I returned to her bedside frequently that night, checking on her breathing, sitting by her side for a few minutes each time. ICU policies restricted visitors to short 15-minute stays during daytime hours only, but the nursing staff made an exception for Andrea, rolling in a reclining chair-bed so that one of her parents could be with her, speak to her, touch her shoulder, throughout the night. Sometimes rules are meant to be broken. Each time I checked in on Andrea, I’d also speak with her parents, comfort them as best I could, answer questions, and let them know what to expect in the coming days. Her mom’s quiet sobbing and dad’s look of total devastation remain etched in my memory.
Andrea seemed unable to understand anything that was said by that point, but I always assume that all patients, even those in deep coma, might comprehend more than we think, so what is said at the bedside should always be encouraging and never frightening.
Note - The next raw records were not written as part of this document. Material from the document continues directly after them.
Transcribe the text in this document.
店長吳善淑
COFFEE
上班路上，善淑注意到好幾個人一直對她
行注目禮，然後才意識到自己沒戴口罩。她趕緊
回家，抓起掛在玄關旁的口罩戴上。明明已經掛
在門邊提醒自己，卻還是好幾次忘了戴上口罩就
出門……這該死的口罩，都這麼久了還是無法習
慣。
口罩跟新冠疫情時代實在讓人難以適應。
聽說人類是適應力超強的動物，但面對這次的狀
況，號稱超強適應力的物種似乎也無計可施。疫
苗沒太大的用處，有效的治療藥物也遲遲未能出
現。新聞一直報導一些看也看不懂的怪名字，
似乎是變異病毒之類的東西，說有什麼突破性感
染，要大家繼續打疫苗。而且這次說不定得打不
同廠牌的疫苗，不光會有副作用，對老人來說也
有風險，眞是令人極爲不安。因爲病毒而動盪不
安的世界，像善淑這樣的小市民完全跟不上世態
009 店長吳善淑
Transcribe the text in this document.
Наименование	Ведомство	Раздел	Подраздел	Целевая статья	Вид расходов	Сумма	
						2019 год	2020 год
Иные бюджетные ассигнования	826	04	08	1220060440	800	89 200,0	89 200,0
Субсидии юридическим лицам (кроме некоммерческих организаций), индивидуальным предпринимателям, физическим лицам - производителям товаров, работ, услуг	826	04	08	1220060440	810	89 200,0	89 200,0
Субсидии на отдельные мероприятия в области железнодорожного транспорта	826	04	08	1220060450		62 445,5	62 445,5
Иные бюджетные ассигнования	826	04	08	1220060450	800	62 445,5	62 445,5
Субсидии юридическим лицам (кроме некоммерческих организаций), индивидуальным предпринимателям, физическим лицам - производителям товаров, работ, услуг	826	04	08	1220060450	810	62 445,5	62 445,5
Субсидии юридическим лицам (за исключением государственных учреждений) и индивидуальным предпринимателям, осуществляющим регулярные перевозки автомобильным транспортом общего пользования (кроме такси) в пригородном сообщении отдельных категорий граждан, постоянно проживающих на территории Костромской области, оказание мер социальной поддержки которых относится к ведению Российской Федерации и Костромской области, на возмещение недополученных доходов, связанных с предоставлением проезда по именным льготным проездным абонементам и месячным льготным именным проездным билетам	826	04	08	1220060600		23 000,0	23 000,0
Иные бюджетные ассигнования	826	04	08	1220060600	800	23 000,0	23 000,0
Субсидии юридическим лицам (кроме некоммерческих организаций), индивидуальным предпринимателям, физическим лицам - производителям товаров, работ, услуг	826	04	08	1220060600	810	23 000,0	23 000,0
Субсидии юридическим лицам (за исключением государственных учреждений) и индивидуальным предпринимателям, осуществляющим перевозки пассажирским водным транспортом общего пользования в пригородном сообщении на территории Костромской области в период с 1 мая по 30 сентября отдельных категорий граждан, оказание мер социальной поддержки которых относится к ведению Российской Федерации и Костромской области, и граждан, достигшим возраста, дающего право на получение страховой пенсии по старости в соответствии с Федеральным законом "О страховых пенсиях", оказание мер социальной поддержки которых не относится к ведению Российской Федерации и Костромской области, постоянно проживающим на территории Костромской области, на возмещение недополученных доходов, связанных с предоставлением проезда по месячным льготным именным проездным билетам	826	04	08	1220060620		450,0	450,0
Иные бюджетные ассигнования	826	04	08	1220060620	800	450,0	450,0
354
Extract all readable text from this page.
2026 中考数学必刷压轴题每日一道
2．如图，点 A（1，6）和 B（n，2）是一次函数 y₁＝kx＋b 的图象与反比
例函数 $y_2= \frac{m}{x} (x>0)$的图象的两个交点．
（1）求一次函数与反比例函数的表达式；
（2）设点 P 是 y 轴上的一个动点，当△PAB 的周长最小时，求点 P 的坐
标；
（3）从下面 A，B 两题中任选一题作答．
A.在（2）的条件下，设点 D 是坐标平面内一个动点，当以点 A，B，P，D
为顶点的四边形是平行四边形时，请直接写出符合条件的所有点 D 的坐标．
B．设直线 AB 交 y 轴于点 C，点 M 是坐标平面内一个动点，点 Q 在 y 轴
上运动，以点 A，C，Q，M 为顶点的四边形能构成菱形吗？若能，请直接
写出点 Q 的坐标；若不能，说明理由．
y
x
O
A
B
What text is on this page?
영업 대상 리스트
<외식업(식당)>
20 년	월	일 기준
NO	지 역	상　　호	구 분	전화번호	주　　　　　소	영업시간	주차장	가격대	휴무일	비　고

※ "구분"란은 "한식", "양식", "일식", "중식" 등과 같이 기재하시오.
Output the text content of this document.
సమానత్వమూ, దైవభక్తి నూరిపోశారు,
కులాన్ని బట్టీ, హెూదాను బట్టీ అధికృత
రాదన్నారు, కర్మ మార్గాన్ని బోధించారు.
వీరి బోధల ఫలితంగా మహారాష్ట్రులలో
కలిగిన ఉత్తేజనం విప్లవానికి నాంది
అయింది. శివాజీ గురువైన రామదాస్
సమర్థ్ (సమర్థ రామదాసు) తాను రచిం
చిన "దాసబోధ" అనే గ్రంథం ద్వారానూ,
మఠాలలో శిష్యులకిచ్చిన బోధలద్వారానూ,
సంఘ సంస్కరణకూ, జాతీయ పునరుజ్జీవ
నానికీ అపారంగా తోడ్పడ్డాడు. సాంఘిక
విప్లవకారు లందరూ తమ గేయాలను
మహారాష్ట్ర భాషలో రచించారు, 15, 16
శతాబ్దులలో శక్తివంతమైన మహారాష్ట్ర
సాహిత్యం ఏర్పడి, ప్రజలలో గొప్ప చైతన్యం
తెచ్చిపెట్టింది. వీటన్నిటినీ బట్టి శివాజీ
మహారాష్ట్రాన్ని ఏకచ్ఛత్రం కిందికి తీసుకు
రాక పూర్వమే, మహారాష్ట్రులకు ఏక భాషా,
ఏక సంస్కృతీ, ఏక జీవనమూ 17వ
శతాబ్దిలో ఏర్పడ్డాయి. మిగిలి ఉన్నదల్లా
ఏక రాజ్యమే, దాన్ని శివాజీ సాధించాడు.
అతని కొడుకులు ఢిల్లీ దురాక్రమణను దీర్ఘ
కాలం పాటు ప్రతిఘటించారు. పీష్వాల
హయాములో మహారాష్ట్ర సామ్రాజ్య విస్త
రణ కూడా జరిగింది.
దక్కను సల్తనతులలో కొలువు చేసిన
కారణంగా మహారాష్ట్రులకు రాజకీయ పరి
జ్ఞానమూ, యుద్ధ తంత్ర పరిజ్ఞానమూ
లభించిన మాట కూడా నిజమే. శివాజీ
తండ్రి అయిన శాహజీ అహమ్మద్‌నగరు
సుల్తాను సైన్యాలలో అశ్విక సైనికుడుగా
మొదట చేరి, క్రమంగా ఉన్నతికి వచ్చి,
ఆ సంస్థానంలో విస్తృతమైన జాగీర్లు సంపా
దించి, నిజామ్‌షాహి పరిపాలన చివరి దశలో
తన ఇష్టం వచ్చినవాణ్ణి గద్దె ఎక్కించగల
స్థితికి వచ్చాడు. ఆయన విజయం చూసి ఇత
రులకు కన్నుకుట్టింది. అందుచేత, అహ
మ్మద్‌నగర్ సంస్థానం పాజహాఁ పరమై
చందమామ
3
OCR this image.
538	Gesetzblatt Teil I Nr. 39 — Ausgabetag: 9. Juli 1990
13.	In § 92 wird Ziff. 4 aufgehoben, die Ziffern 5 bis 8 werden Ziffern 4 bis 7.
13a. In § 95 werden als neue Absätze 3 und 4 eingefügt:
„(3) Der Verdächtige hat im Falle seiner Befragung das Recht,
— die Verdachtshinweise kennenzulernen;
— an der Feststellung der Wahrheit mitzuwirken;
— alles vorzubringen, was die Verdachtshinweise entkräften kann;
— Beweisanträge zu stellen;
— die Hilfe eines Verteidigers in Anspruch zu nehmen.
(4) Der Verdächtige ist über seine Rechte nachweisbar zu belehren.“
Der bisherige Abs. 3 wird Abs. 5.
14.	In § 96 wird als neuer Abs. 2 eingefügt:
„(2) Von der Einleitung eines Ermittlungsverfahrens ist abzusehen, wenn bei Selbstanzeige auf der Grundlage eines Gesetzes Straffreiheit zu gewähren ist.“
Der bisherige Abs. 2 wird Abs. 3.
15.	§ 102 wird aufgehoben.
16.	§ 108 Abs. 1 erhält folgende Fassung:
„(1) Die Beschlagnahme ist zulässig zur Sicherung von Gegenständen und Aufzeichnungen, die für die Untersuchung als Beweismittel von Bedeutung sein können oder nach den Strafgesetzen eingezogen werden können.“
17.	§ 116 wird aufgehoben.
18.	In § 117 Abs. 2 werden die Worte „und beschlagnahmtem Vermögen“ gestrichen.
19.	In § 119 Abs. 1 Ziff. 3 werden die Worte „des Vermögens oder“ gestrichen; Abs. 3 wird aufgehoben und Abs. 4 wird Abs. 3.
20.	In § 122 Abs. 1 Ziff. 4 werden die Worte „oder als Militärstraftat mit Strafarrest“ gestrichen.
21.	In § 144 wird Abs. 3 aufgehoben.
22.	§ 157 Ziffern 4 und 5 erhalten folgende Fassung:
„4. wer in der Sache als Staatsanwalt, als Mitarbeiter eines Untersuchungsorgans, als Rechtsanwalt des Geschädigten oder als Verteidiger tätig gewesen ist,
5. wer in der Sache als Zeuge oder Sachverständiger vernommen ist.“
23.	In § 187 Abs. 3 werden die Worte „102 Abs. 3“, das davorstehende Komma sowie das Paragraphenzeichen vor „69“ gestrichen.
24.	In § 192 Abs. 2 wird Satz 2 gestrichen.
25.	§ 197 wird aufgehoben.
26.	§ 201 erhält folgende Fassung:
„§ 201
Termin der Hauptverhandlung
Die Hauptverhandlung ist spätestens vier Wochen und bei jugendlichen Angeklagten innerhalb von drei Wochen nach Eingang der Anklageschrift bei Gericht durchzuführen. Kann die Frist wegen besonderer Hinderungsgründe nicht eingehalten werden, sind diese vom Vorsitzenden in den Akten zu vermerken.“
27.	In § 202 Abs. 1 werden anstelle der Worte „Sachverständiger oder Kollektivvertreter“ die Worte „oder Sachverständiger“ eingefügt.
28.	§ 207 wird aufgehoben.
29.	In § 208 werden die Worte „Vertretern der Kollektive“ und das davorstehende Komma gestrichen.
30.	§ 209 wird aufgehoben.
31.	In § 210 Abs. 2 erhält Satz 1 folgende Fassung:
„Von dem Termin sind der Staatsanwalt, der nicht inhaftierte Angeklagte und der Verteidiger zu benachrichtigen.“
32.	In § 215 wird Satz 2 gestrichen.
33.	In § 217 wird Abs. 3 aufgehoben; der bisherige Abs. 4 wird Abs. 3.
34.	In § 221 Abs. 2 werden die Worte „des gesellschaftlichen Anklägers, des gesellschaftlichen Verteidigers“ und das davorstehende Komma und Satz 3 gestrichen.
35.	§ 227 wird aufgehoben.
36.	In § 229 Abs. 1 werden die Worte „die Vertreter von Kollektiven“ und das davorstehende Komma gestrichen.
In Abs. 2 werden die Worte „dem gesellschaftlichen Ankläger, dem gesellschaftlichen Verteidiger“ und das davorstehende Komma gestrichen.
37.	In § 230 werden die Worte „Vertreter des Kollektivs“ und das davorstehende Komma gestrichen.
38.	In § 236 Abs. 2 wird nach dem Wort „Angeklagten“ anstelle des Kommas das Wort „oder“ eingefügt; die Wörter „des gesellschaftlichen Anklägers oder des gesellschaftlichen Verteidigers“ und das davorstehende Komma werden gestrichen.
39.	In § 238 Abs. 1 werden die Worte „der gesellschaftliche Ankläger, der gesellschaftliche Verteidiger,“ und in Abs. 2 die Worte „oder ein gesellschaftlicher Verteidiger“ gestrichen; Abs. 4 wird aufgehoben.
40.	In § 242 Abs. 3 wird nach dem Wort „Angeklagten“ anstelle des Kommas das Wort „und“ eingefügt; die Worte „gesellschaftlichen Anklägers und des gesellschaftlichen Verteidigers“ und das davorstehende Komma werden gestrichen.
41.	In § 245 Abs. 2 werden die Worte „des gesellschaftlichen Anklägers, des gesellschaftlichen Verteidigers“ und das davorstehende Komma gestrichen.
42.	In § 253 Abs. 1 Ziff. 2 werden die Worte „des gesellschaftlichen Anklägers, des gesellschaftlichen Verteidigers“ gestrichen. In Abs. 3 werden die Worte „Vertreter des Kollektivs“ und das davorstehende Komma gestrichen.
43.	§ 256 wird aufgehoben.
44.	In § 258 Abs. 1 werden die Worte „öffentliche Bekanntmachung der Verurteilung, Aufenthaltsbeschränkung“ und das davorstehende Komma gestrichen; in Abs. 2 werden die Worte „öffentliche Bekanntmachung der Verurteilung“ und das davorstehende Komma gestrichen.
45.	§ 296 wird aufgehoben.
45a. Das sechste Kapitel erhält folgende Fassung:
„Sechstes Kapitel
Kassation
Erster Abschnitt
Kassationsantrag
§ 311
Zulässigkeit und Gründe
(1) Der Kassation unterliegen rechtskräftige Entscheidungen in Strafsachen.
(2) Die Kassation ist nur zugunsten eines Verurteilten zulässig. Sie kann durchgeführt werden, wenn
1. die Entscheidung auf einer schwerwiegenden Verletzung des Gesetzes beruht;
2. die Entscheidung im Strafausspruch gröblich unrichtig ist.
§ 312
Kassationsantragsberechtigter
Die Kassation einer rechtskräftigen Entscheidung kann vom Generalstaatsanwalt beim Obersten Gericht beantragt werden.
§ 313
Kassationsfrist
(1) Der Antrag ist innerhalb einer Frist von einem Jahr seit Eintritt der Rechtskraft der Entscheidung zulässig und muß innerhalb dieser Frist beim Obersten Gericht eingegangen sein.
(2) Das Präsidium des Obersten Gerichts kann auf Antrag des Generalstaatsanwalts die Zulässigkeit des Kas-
Young clinicians must be taught this simple but profoundly important rule, an axiom of the Hippocratic oath to “first of all, do no harm.”
The next morning, I met Dr. Fisher in the intensive care unit, and we stepped away to review my findings and plan the next steps. Andrea’s mom brought me coffee and a donut.
“You’ve been up all night; you must be exhausted and hungry,” she said.
I also met Andrea’s boyfriend, her high school sweetheart who’d just arrived from Virginia, a lanky and clean-cut young man who radiated goodwill and confidence that all would be well. Youth is courageous, but also clueless. Happily, though, his presence buoyed everyone’s spirits.
But love and prayers would be no match for Andrea’s illness. Faced with what would prove to be one of the most aggressive forms of MS, Andrea declined rapidly. Loss of speech and ability to swallow, cough, and breathe was followed by total paralysis on the right side of her body, and then weakness on the left. Simple tasks that we take for granted, like brushing our teeth or holding a book, were now impossible. She couldn’t even sit unless strapped to a chair or bed. Within a few days, it became clear that surgery would be needed to create openings in her throat and stomach for insertion of permanent breathing and feeding tubes.